GT.M Database Basics (from iothrash utility manual)

GT.M Database Engine Basics

Database engines typically operate on two types of files . database files and journal files. In the case of GT.M, update information is written sequentially to the end of journal files to harden or commit transactions. Once an update is written to a journal file, it is considered recoverable and updates to the database can follow subsequently.

The GT.M database engine is daemonless. Processes run as normal user processes, and cooperate to manage the database. The logic resides in a shared library provided by GT.M that the processes link dynamically. Thus, any process can read or write any database file to which it has access permissions, and any process can append to journal files based on access permissions. In a small application, there are frequently tens of concurrently active processes; in a large application, there can be thousands of active processes concurrently accessing the same database and journal files.

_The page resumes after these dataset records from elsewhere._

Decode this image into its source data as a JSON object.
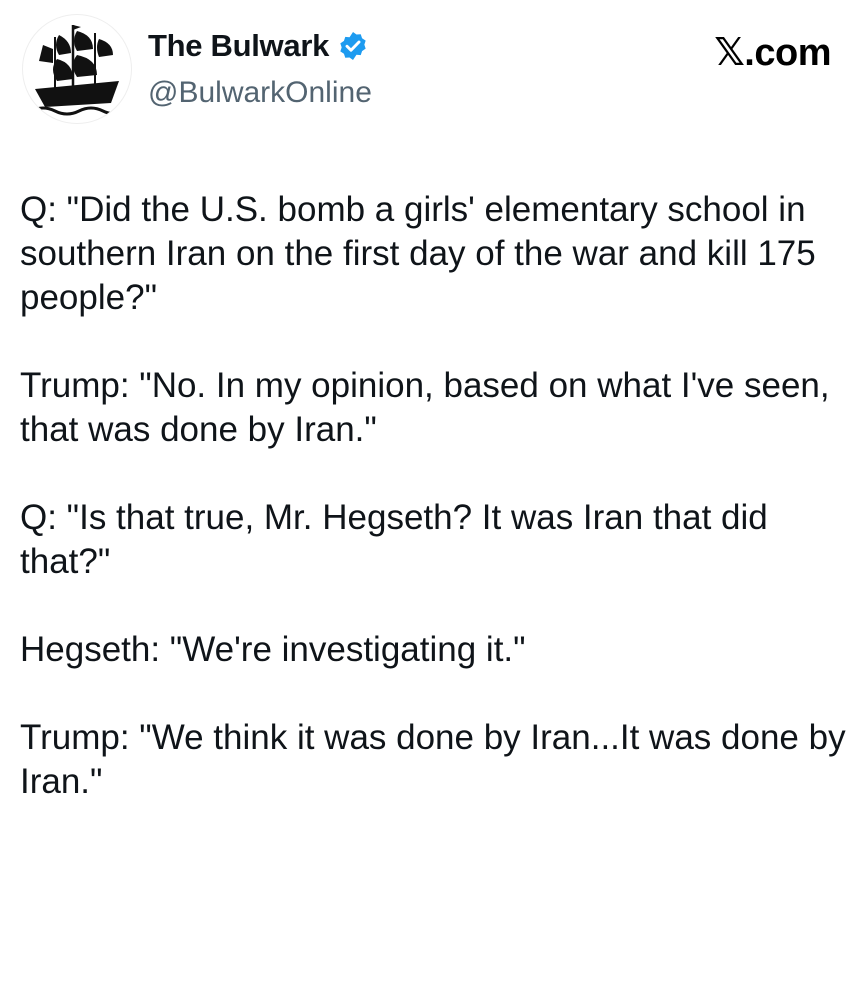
{
  "author": {
    "display_name": "The Bulwark",
    "handle": "@BulwarkOnline",
    "verified": true,
    "avatar_icon": "pirate-ship-logo",
    "verified_icon": "verified-badge-icon",
    "verified_color": "#1d9bf0"
  },
  "site_mark": "𝕏.com",
  "tweet": {
    "paragraphs": [
      "Q: \"Did the U.S. bomb a girls' elementary school in southern Iran on the first day of the war and kill 175 people?\"",
      "Trump: \"No. In my opinion, based on what I've seen, that was done by Iran.\"",
      "Q: \"Is that true, Mr. Hegseth? It was Iran that did that?\"",
      "Hegseth: \"We're investigating it.\"",
      "Trump: \"We think it was done by Iran...It was done by Iran.\""
    ]
  }
}
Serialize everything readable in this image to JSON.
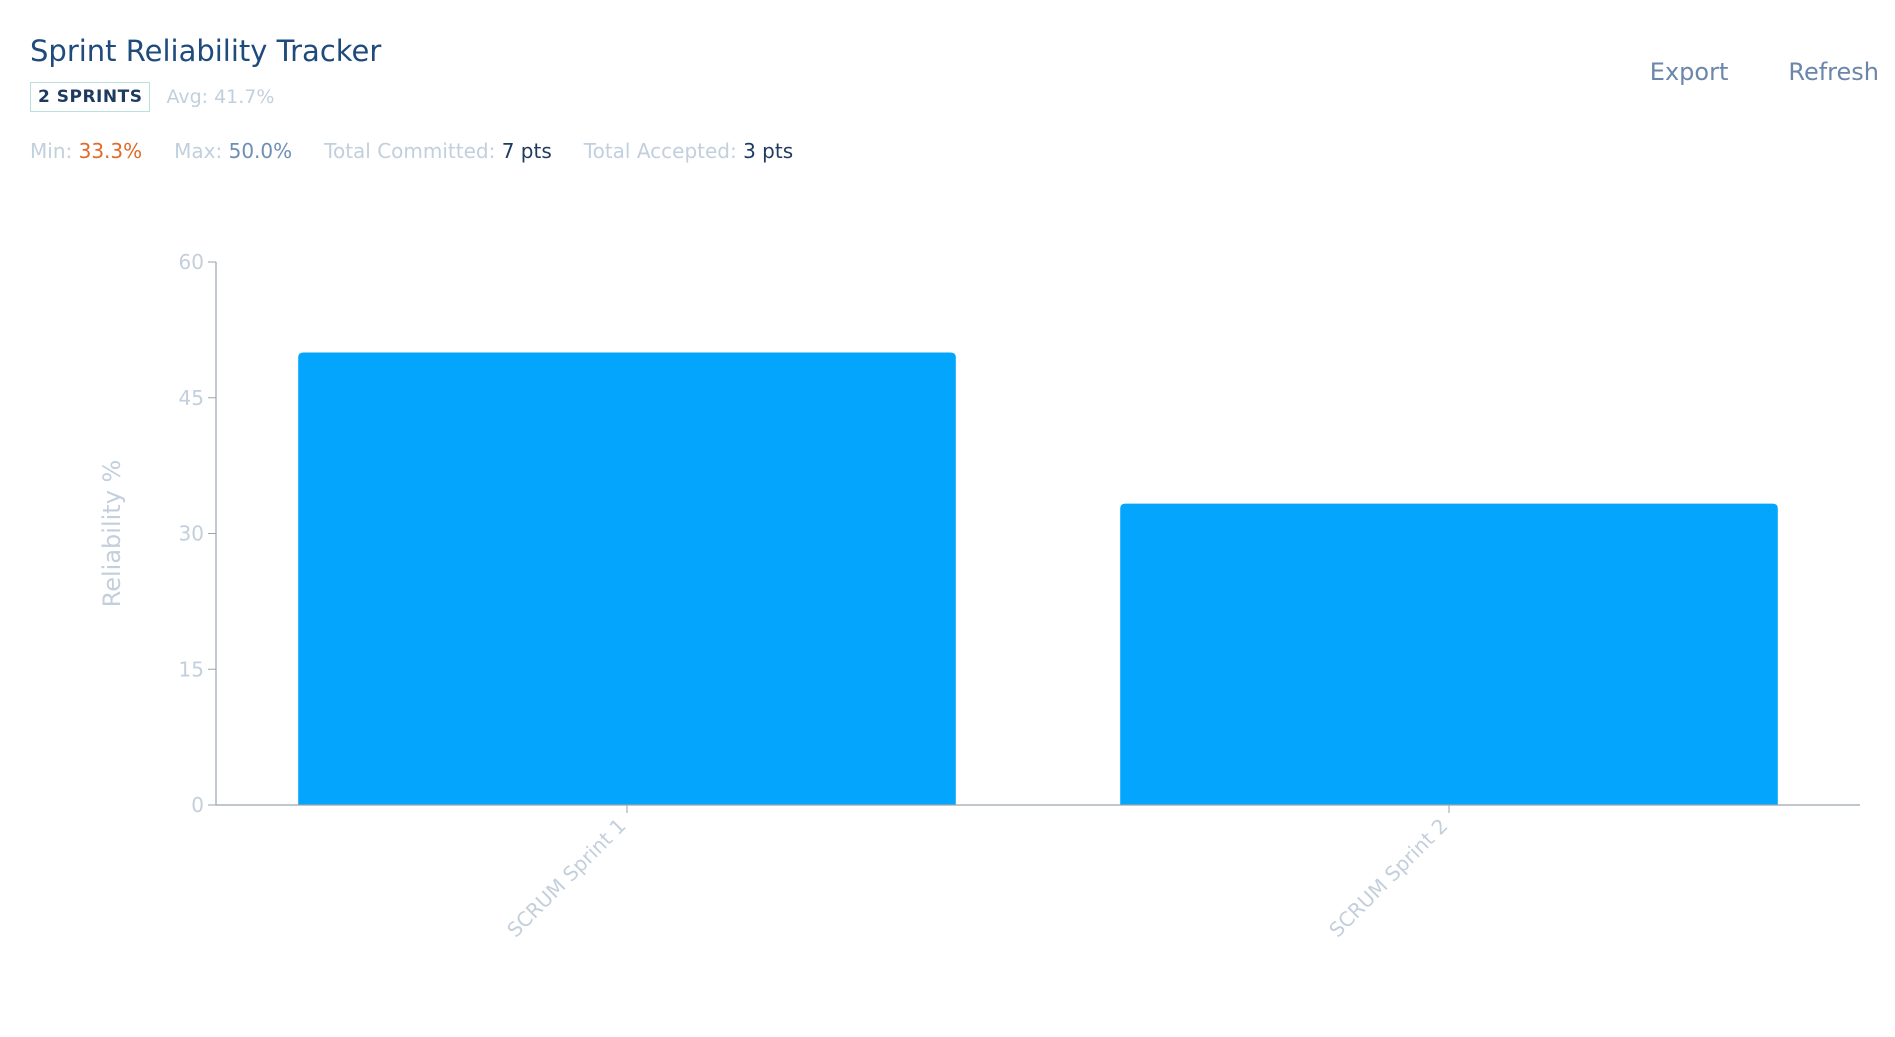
{
  "header": {
    "title": "Sprint Reliability Tracker",
    "badge": "2 SPRINTS",
    "avg_label": "Avg:",
    "avg_value": "41.7%"
  },
  "stats": {
    "min_label": "Min:",
    "min_value": "33.3%",
    "max_label": "Max:",
    "max_value": "50.0%",
    "committed_label": "Total Committed:",
    "committed_value": "7 pts",
    "accepted_label": "Total Accepted:",
    "accepted_value": "3 pts"
  },
  "actions": {
    "export_label": "Export",
    "refresh_label": "Refresh"
  },
  "colors": {
    "bar": "#04a6fd",
    "axis": "#9aa3ad",
    "tick_text": "#c3cfdc"
  },
  "chart_data": {
    "type": "bar",
    "categories": [
      "SCRUM Sprint 1",
      "SCRUM Sprint 2"
    ],
    "values": [
      50.0,
      33.3
    ],
    "title": "",
    "xlabel": "",
    "ylabel": "Reliability %",
    "ylim": [
      0,
      60
    ],
    "yticks": [
      0,
      15,
      30,
      45,
      60
    ],
    "grid": false,
    "legend": "none"
  }
}
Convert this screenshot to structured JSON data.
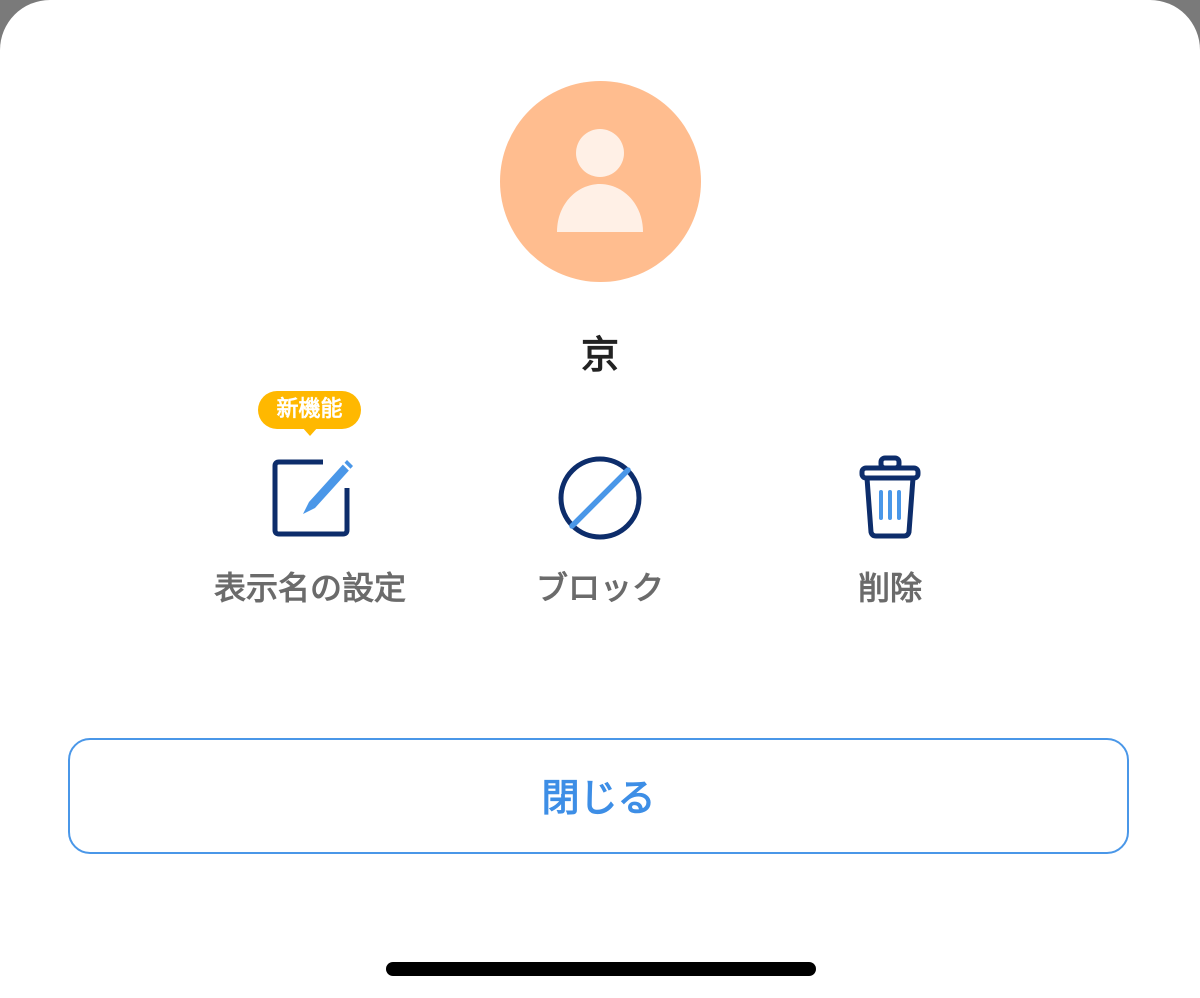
{
  "profile": {
    "name": "京",
    "avatar_icon": "person-icon",
    "avatar_color": "#ffbd8f"
  },
  "actions": {
    "edit": {
      "label": "表示名の設定",
      "icon": "edit-icon",
      "badge": "新機能"
    },
    "block": {
      "label": "ブロック",
      "icon": "block-icon"
    },
    "delete": {
      "label": "削除",
      "icon": "trash-icon"
    }
  },
  "footer": {
    "close_label": "閉じる"
  },
  "colors": {
    "accent": "#3d8ee6",
    "icon_dark": "#0d2d6b",
    "badge": "#ffb800",
    "label": "#6b6b6b"
  }
}
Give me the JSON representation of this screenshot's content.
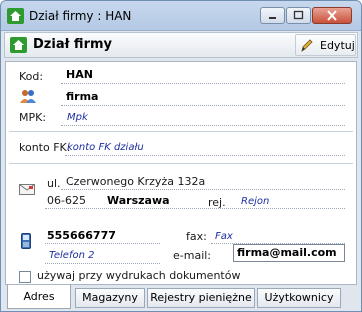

Journal files are not read during normal operation, and grow to a specified maximum size (less than or equal to 4GB). In the actual GT.M database engine, once a journal file reaches its limit, it is closed and a new journal file is created; the new journal file contains a back pointer to its predecessor. A lock ensures that at any given time, only one process is appending to a specific journal file. Different processes can concurrently append to different journal files. Although journal records are of variable size, and journal writes can be of variable size, an optimization in the engine ensures that, under conditions of moderate to heavy load (which is when benchmarking and performance become interesting), journal writes are a multiple of the natural block size of the file system, starting at a multiple of that natural block size from the beginning of the file.
Database files are read from and written to randomly. Even in update intensive transaction processing applications, reads frequently outnumber writes. Database files have a block size, which is a multiple of 512 bytes ranging from 512 through 65024 bytes. Recommended database block sizes for optimal performance should be a multiple of the natural block size of the underlying file system, and popular block sizes are 4KB, 8KB and 16KB. A database file can have 157810688 (128M) blocks, so with the popular 8KB block size, a single database file can have a maximum size of 1TB.
Database blocks are always at an offset from the file header that is a multiple of the block size. Database IO occurs on blocks. Reads are always of block size bytes. There are two write options, partial and full block writes. When writing data into a block, it is usually the case that the block is not full. Partial block writes simply write the actual data. On some IO subsystems, this can lead to less than optimal performance, because the IO subsystem may read an entire sector from disk, modify it, and write it back. For IO subsystems that bypass the read if an entire block is written, GT.M can optionally be configured to perform full block writes, where an entire block's worth of data are written, even if what is written consists of valid data and garbage (i.e., by performing more IO between the CPU and the IO subsystem, the IO subsystem may perform physical IO more efficiently). Deployments will empirically use the setting that gives them the better performance during benchmarking.
Each database file has either zero or one active journal file. Databases that are not journaled are typically used for scratch or temporary data, data that is static, and/or data that is easily restored. If a SAN is not used, in large applications, it is common for a database file and its journal file to reside on different disks and disk controllers. In smaller applications (such as a primary care clinic), they may reside on the same RAID device.
A logical database can be spread over multiple regions (a region is a database file and its journal file; between seven and twenty is common in a large institution, with individual database files typically in the tens of GB and a few in the hundreds of GB).
There are periodic epochs - checkpoints at which all database blocks in shared memory, and all journal records are written to disk, and an fsync() operation performed. An epoch involves a burst of writes by one process followed by fsync() of the database file and its journal file. Epochs of different database files happen at different times.